It’s almost 2 years I’ve lived with this wretched disease. For the most part, I am doing really well. Surprisingly well actually. Things I simply couldn’t do before, have become normal everyday tasks. Which is pretty awesome! Although some areas of my brain have turned into scar tissue, which will never repair, somehow, my body has discovered new ways and new pathways to avoid the damaged areas of my brain. This concept of neuroplasticity fascinates me!
There are some things though that I have just learnt to avoid. For example, I rarely venture out at night, I sleep instead. I know the exact location of every public toilet of the places I go. I avoid crowds; as any MS’er or NMO’er will tell you, crowds scares the shit out of us! Crowds make me feel disorientated and dizzy and constantly like I’m falling or going to fall. It’s easy to avoid these things mostly, except when your team is playing in a final!

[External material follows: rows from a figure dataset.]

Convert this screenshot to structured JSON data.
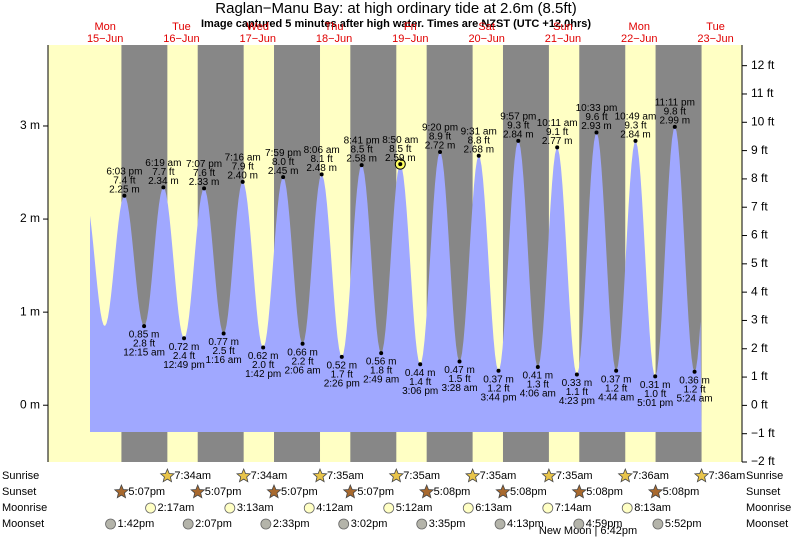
{
  "chart_data": {
    "type": "tide",
    "title": "Raglan−Manu Bay: at high  ordinary tide at 2.6m (8.5ft)",
    "subtitle": "Image captured 5 minutes after high water. Times are NZST (UTC +12.0hrs)",
    "days": [
      {
        "day": "Mon",
        "date": "15−Jun"
      },
      {
        "day": "Tue",
        "date": "16−Jun"
      },
      {
        "day": "Wed",
        "date": "17−Jun"
      },
      {
        "day": "Thu",
        "date": "18−Jun"
      },
      {
        "day": "Fri",
        "date": "19−Jun"
      },
      {
        "day": "Sat",
        "date": "20−Jun"
      },
      {
        "day": "Sun",
        "date": "21−Jun"
      },
      {
        "day": "Mon",
        "date": "22−Jun"
      },
      {
        "day": "Tue",
        "date": "23−Jun"
      }
    ],
    "times": [
      "6:03 pm",
      "12:15 am",
      "6:19 am",
      "12:49 pm",
      "7:07 pm",
      "1:16 am",
      "7:16 am",
      "1:42 pm",
      "7:59 pm",
      "2:06 am",
      "8:06 am",
      "2:26 pm",
      "8:41 pm",
      "2:49 am",
      "8:50 am",
      "3:06 pm",
      "9:20 pm",
      "3:28 am",
      "9:31 am",
      "3:44 pm",
      "9:57 pm",
      "4:06 am",
      "10:11 am",
      "4:23 pm",
      "10:33 pm",
      "4:44 am",
      "10:49 am",
      "5:01 pm",
      "11:11 pm",
      "5:24 am"
    ],
    "values": [
      2.25,
      0.85,
      2.34,
      0.72,
      2.33,
      0.77,
      2.4,
      0.62,
      2.45,
      0.66,
      2.48,
      0.52,
      2.58,
      0.56,
      2.59,
      0.44,
      2.72,
      0.47,
      2.68,
      0.37,
      2.84,
      0.41,
      2.77,
      0.33,
      2.93,
      0.37,
      2.84,
      0.31,
      2.99,
      0.36
    ],
    "value_labels": [
      "2.25 m",
      "0.85 m",
      "2.34 m",
      "0.72 m",
      "2.33 m",
      "0.77 m",
      "2.40 m",
      "0.62 m",
      "2.45 m",
      "0.66 m",
      "2.48 m",
      "0.52 m",
      "2.58 m",
      "0.56 m",
      "2.59 m",
      "0.44 m",
      "2.72 m",
      "0.47 m",
      "2.68 m",
      "0.37 m",
      "2.84 m",
      "0.41 m",
      "2.77 m",
      "0.33 m",
      "2.93 m",
      "0.37 m",
      "2.84 m",
      "0.31 m",
      "2.99 m",
      "0.36 m"
    ],
    "ft_labels": [
      "7.4 ft",
      "2.8 ft",
      "7.7 ft",
      "2.4 ft",
      "7.6 ft",
      "2.5 ft",
      "7.9 ft",
      "2.0 ft",
      "8.0 ft",
      "2.2 ft",
      "8.1 ft",
      "1.7 ft",
      "8.5 ft",
      "1.8 ft",
      "8.5 ft",
      "1.4 ft",
      "8.9 ft",
      "1.5 ft",
      "8.8 ft",
      "1.2 ft",
      "9.3 ft",
      "1.3 ft",
      "9.1 ft",
      "1.1 ft",
      "9.6 ft",
      "1.2 ft",
      "9.3 ft",
      "1.0 ft",
      "9.8 ft",
      "1.2 ft"
    ],
    "color": "#a0a8ff",
    "day_color": "#ffffc4",
    "night_color": "#878787",
    "ylim": [
      -0.61,
      3.87
    ],
    "yticks": [
      {
        "value": 0,
        "label": "0 m"
      },
      {
        "value": 1,
        "label": "1 m"
      },
      {
        "value": 2,
        "label": "2 m"
      },
      {
        "value": 3,
        "label": "3 m"
      }
    ],
    "y2lim": [
      -2,
      12.73
    ],
    "y2ticks": [
      {
        "value": -2,
        "label": "−2 ft"
      },
      {
        "value": -1,
        "label": "−1 ft"
      },
      {
        "value": 0,
        "label": "0 ft"
      },
      {
        "value": 1,
        "label": "1 ft"
      },
      {
        "value": 2,
        "label": "2 ft"
      },
      {
        "value": 3,
        "label": "3 ft"
      },
      {
        "value": 4,
        "label": "4 ft"
      },
      {
        "value": 5,
        "label": "5 ft"
      },
      {
        "value": 6,
        "label": "6 ft"
      },
      {
        "value": 7,
        "label": "7 ft"
      },
      {
        "value": 8,
        "label": "8 ft"
      },
      {
        "value": 9,
        "label": "9 ft"
      },
      {
        "value": 10,
        "label": "10 ft"
      },
      {
        "value": 11,
        "label": "11 ft"
      },
      {
        "value": 12,
        "label": "12 ft"
      }
    ],
    "events": [
      {
        "name": "Sunrise",
        "times": [
          null,
          "7:34am",
          "7:34am",
          "7:35am",
          "7:35am",
          "7:35am",
          "7:35am",
          "7:36am",
          "7:36am"
        ]
      },
      {
        "name": "Sunset",
        "times": [
          "5:07pm",
          "5:07pm",
          "5:07pm",
          "5:07pm",
          "5:08pm",
          "5:08pm",
          "5:08pm",
          "5:08pm",
          null
        ]
      },
      {
        "name": "Moonrise",
        "times": [
          null,
          "2:17am",
          "3:13am",
          "4:12am",
          "5:12am",
          "6:13am",
          "7:14am",
          "8:13am",
          null
        ]
      },
      {
        "name": "Moonset",
        "times": [
          "1:42pm",
          "2:07pm",
          "2:33pm",
          "3:02pm",
          "3:35pm",
          "4:13pm",
          "4:59pm",
          "5:52pm",
          null
        ]
      }
    ],
    "note": "New Moon | 6:42pm"
  }
}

I desperately wanted to go see theFremantle Dockers first final on the weekend. But it scares me! In the spirit of not giving up, or letting NMO win, I decided that if I got tickets, then I would be there, screaming for my team!
A few things happened at the game.
Firstly, it was super crowded, of course! Just at the moment when walking with thousands of people was too hard, when wanting to turn around and go home, Clint would instinctively know I was struggling and reach for my hand, or by putting his hand on my back guide me through the crowds. He would get the beers, knowing that I’d probably spill them all anyway:) and he happily waits for me to sing the team song and hang around until the crowds have gone and we can walk out peacefully. He’s a pretty good egg!

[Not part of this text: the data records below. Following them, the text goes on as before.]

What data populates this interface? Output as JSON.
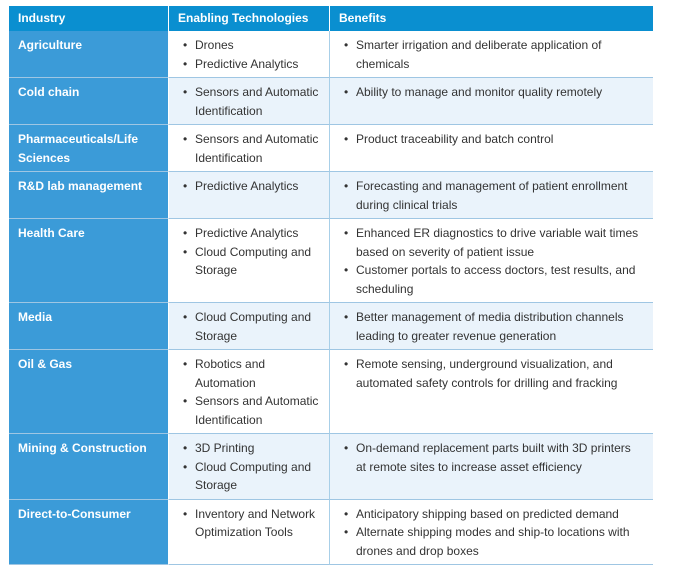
{
  "headers": [
    "Industry",
    "Enabling Technologies",
    "Benefits"
  ],
  "rows": [
    {
      "industry": "Agriculture",
      "technologies": [
        "Drones",
        "Predictive Analytics"
      ],
      "benefits": [
        "Smarter irrigation and deliberate application of chemicals"
      ]
    },
    {
      "industry": "Cold chain",
      "technologies": [
        "Sensors and Automatic Identification"
      ],
      "benefits": [
        "Ability to manage and monitor quality remotely"
      ]
    },
    {
      "industry": "Pharmaceuticals/Life Sciences",
      "technologies": [
        "Sensors and Automatic Identification"
      ],
      "benefits": [
        "Product traceability and batch control"
      ]
    },
    {
      "industry": "R&D lab management",
      "technologies": [
        "Predictive Analytics"
      ],
      "benefits": [
        "Forecasting and management of patient enrollment during clinical trials"
      ]
    },
    {
      "industry": "Health Care",
      "technologies": [
        "Predictive Analytics",
        "Cloud Computing and Storage"
      ],
      "benefits": [
        "Enhanced ER diagnostics to drive variable wait times based on severity of patient issue",
        "Customer portals to access doctors, test results, and scheduling"
      ]
    },
    {
      "industry": "Media",
      "technologies": [
        "Cloud Computing and Storage"
      ],
      "benefits": [
        "Better management of media distribution channels leading to greater revenue generation"
      ]
    },
    {
      "industry": "Oil & Gas",
      "technologies": [
        "Robotics and Automation",
        "Sensors and Automatic Identification"
      ],
      "benefits": [
        "Remote sensing, underground visualization, and automated safety controls for drilling and fracking"
      ]
    },
    {
      "industry": "Mining & Construction",
      "technologies": [
        "3D Printing",
        "Cloud Computing and Storage"
      ],
      "benefits": [
        "On-demand replacement parts built with 3D printers at remote sites to increase asset efficiency"
      ]
    },
    {
      "industry": "Direct-to-Consumer",
      "technologies": [
        "Inventory and Network Optimization Tools"
      ],
      "benefits": [
        "Anticipatory shipping based on predicted demand",
        "Alternate shipping modes and ship-to locations with drones and drop boxes"
      ]
    }
  ]
}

Secondly, and not so positively…. the lines for the toilets were pretty long. There’s nothing I enjoy less than catheterising in a public toilet but sometimes it’s just got to be done! It still takes me a while to get the job done because understandably, I want to do it right and avoid infection. When I came out of the toilet, a women has a go at me for taking so long, and “now she’s missed some of the game!”
Moving on, I’m not having a whinge. I guess the point of this is to give some perspective. It was a really big effort for me to go, and totally worth it. I’m just asking, before you open your mouth and speak, think about it. For some people seemingly small tasks are astronomical. Before your push past someone walking too slow in front you, think and exercise some patience, maybe things aren’t as easy for them. Everyone is fighting their own battle after all!
Also, cross your fingers and toes for me, have a scan coming up in a few weeks. Hoping for no new lesions!!!